On Tuesday, the enterprise cloud computing company announced a major expansion of its Nutanix Agentic AI solution at its .NEXT conference here. Scheduled for release in the second half of 2026, the new capabilities are specifically engineered for neoclouds — a new generation of agile cloud providers offering on-demand GPU access — seeking to move beyond simple infrastructure and into high-value AI services.

Until recently, the AI boom was defined by a gold rush for raw computing power to train Large Language Models (LLMs). However, Nutanix executives say the market is entering a second phase: the era of agentic AI.

This shift requires more than just raw GPUs; it demands security, sovereign data control, and cost-efficient inference, the process of running AI applications in production.

“Demand for sovereign and specialized AI clouds is accelerating as organizations look for ways to access AI while maintaining control over their data,” said Thomas Cornely, executive vice president of product management at Nutanix. He added the new platform is designed to help regional providers offer “powerful AI capabilities” that compete with global hyperscalers while maintaining local data integrity.

The upcoming updates focus on a multitenant, multiservice portal. This allows neocloud providers to offer a diverse menu of as-a-service products, including Kubernetes, virtual machines, vector databases, and models.

The framework introduces enhanced tenant isolation, which lets multiple companies share the same physical GPU hardware without risking data leaks or performance “jitter” from neighboring users. For the neocloud provider, the update to Nutanix Cloud Manager adds usage-based metering, allowing them to bill customers based on precise GPU usage or API calls.

Industry analysts suggest Nutanix’s infrastructure pivot is necessary for the next wave of corporate adoption. Scott Sinclair, practice director at research firm Omdia, noted that legacy infrastructure cannot handle the governance and security risks inherent in autonomous agents.

“Nutanix’s focus on strong governance and tenant isolation provides a welcome option for CIOs seeking an enterprise-grade foundation for their AI agent strategy,” Sinclair said.

Enterprises’ steady adoption of AI agents has grown beyond a drumbeat and into a crescendo, rallying many businesses to use it for coding and multiple workloads, Nutanix Chief AI Officer Debo Dutta said in an interview. “AI agents are here and real, people are modernizing their apps, and organizations are revving up their architectures,” he said.

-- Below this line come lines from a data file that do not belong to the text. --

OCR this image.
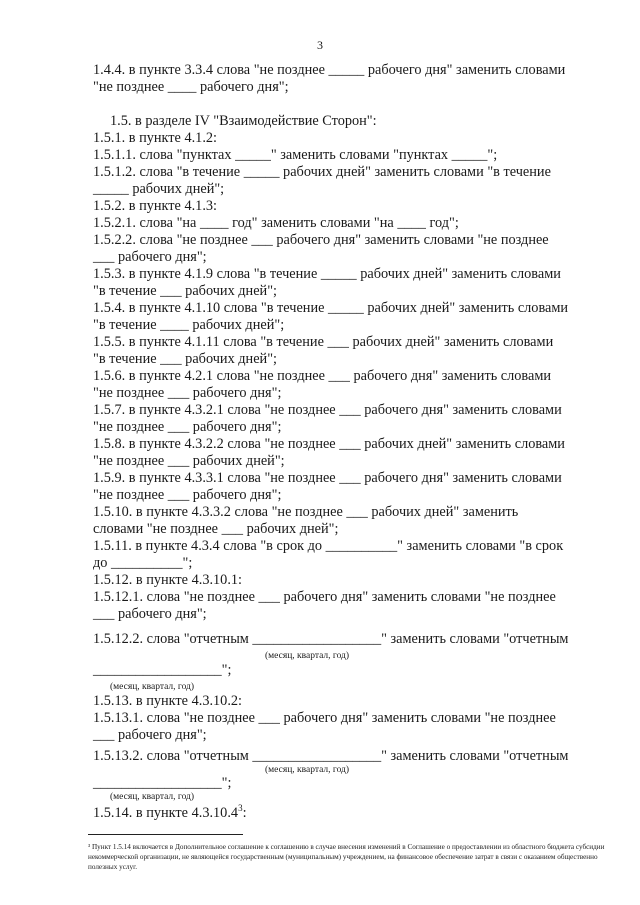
3
1.4.4. в пункте 3.3.4 слова "не позднее _____ рабочего дня" заменить словами
"не позднее ____ рабочего дня";
1.5. в разделе IV "Взаимодействие Сторон":
1.5.1. в пункте 4.1.2:
1.5.1.1. слова "пунктах _____" заменить словами "пунктах _____";
1.5.1.2. слова "в течение _____ рабочих дней" заменить словами "в течение
_____ рабочих дней";
1.5.2. в пункте 4.1.3:
1.5.2.1. слова "на ____ год" заменить словами "на ____ год";
1.5.2.2. слова "не позднее ___ рабочего дня" заменить словами "не позднее
___ рабочего дня";
1.5.3. в пункте 4.1.9 слова "в течение _____ рабочих дней" заменить словами
"в течение ___ рабочих дней";
1.5.4. в пункте 4.1.10 слова "в течение _____ рабочих дней" заменить словами
"в течение ____ рабочих дней";
1.5.5. в пункте 4.1.11 слова "в течение ___ рабочих дней" заменить словами
"в течение ___ рабочих дней";
1.5.6. в пункте 4.2.1 слова "не позднее ___ рабочего дня" заменить словами
"не позднее ___ рабочего дня";
1.5.7. в пункте 4.3.2.1 слова "не позднее ___ рабочего дня" заменить словами
"не позднее ___ рабочего дня";
1.5.8. в пункте 4.3.2.2 слова "не позднее ___ рабочих дней" заменить словами
"не позднее ___ рабочих дней";
1.5.9. в пункте 4.3.3.1 слова "не позднее ___ рабочего дня" заменить словами
"не позднее ___ рабочего дня";
1.5.10. в пункте 4.3.3.2 слова "не позднее ___ рабочих дней" заменить
словами "не позднее ___ рабочих дней";
1.5.11. в пункте 4.3.4 слова "в срок до __________" заменить словами "в срок
до __________";
1.5.12. в пункте 4.3.10.1:
1.5.12.1. слова "не позднее ___ рабочего дня" заменить словами "не позднее
___ рабочего дня";
1.5.12.2. слова "отчетным __________________" заменить словами "отчетным
(месяц, квартал, год)
__________________";
(месяц, квартал, год)
1.5.13. в пункте 4.3.10.2:
1.5.13.1. слова "не позднее ___ рабочего дня" заменить словами "не позднее
___ рабочего дня";
1.5.13.2. слова "отчетным __________________" заменить словами "отчетным
(месяц, квартал, год)
__________________";
(месяц, квартал, год)
1.5.14. в пункте 4.3.10.4$^3$:
³ Пункт 1.5.14 включается в Дополнительное соглашение к соглашению в случае внесения изменений в Соглашение о предоставлении из областного бюджета субсидии некоммерческой организации, не являющейся государственным (муниципальным) учреждением, на финансовое обеспечение затрат в связи с оказанием общественно полезных услуг.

Indeed, Nutanix added 1,000 customers last quarter and averaging 500 to 1,000 a quarter, CEO Rajiv Ramaswami said in a press conference on Wednesday.

In a secondary announcement, Nutanix unveiled NKP Metal, an extension of its Kubernetes platform that allows the software to run directly on bare-metal hardware. This move is designed to squeeze maximum performance out of AI workloads by removing the virtualization tax, further lowering the cost-per-token for developers.

By providing the full stack for AI delivery, Nutanix aims to turn regional neoclouds into formidable competitors in the global AI race, ensuring that the next generation of digital agents has a secure place to reside.